No Marshalling, Etc. (a) Agent shall not be required to marshal any assets in favor of any Guarantor, or against or in payment of Obligations. (b) No Guarantor shall be entitled to claim against any present or future security held by Agent or any Lender from any Person for Obligations in priority to or equally with any claim of Agent or any Lender, or assert any claim for any liability of any Loan Party to any Guarantor in priority to or equally with claims of Agent or any Lender for Obligations, and no Guarantor shall be entitled to compete with Agent or any Lender with respect to, or to advance any equal or prior claim to any security held by Agent or any Lender for Obligations. (c) If any Loan Party makes any payment to Agent or any Lender, which payment is wholly or partly subsequently invalidated, declared to be fraudulent or preferential, set aside or required to be repaid to any Person under any federal or provincial or other statute or at common law or under equitable principles, then to the extent of such payment, the Obligation intended to be paid shall be revived and continued in full force and effect as if the payment had not been made, and the resulting revived Obligation shall continue to be guaranteed, uninterrupted, by each Guarantor hereunder. (d) All present and future monies payable by any Loan Party or any other Guarantor to any Guarantor, whether arising out of a right of subrogation, contribution or otherwise, are assigned to Agent for its benefit and for the ratable benefit of Lenders as security for such Guarantor’s liability to Agent and Lenders hereunder and are postponed and subordinated to Agent’s and Lenders’ prior right to Payment in Full of all of the Obligations. Except to the extent prohibited otherwise by this Agreement, all monies received by any Guarantor from any Loan Party shall be held by such Guarantor as agent and trustee for Agent and Lenders.
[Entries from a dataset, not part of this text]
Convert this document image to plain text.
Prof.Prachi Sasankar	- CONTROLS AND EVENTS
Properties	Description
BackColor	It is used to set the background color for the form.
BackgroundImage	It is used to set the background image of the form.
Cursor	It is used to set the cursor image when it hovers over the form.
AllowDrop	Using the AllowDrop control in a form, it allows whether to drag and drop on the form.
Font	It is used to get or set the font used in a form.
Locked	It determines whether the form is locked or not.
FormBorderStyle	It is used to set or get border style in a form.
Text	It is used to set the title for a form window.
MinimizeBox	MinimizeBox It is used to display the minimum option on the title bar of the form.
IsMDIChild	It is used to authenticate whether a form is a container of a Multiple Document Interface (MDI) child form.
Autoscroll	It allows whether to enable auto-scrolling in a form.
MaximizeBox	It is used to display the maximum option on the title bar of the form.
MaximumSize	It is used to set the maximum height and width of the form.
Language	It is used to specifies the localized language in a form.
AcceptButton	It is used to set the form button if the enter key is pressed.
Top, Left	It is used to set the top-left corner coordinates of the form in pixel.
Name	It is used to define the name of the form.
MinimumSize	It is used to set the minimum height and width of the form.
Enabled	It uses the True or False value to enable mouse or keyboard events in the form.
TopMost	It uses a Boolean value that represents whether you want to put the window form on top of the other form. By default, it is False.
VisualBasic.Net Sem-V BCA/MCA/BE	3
This assignment, postponement and subordination shall only terminate when all of the Obligations are Paid in Full. (e) Each Loan Party acknowledges this assignment, postponement and subordination and, except as otherwise set forth herein, agrees to make no payments to any Guarantor without the prior written consent of Agent. Each Loan Party agrees to give full effect to the provisions hereof.
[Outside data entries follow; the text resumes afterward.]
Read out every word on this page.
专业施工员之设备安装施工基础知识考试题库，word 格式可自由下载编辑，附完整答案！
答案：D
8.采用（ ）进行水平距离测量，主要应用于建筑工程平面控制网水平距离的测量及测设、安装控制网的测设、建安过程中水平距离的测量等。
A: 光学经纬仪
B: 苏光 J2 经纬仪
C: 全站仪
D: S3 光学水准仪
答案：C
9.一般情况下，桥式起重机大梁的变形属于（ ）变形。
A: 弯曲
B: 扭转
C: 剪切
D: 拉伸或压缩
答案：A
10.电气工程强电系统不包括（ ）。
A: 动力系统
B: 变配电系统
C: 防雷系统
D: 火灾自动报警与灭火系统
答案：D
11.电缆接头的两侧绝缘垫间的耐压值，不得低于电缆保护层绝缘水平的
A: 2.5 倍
No Marshalling, Etc. Required. If an Event of Default shall have occurred and be continuing, neither the Agent nor the Lenders shall be required to marshal any present or future security for, or guarantees of, the Obligations or to resort to any such security or guarantee in any particular order and the Borrowers waive, to the fullest extent that they lawfully can, (a) any right they might have to require the Lenders to pursue any particular remedy before proceeding against them, and (b) any right to the benefit of, or to direct the application of the proceeds of any of the Collateral until the Obligations have been paid in full.
No Marshalling, Etc. Required. If any Event of Default shall have occurred, the Lender shall not be required to marshall any present or futur▇ ▇▇▇▇▇▇ty for, or guarantee of, the Borrower's Liabilities held by it or to resort to any such security or guarantee in any particular order. The Guarantor waives, to the fullest extent the Guarantor lawfully can (a) any right the Guarantor might have to require the Lender to pursue any particular remedy before proceeding against the Guarantors, and (b) any right to the benefit of, or to direct application of the proceeds of, any collateral until the Borrower's Liabilities have been paid in full.
No Marshalling, Etc. REQUIRED. If in Event of Default shall have occurred, the Lender shall not be required to marshal any present or future security for, or guarantees of, the Guaranteed Liabilities held by it or to resort to any such security or guarantees in any particular order. The Guarantor waives, to the fullest extent it lawfully can, (i) any right it might have to require the Lender to pursue any particular remedy before proceeding against it, and (ii) any right to the benefit of, or to direct application of the proceeds of, any collateral until the Guaranteed Liabilities have been paid in full.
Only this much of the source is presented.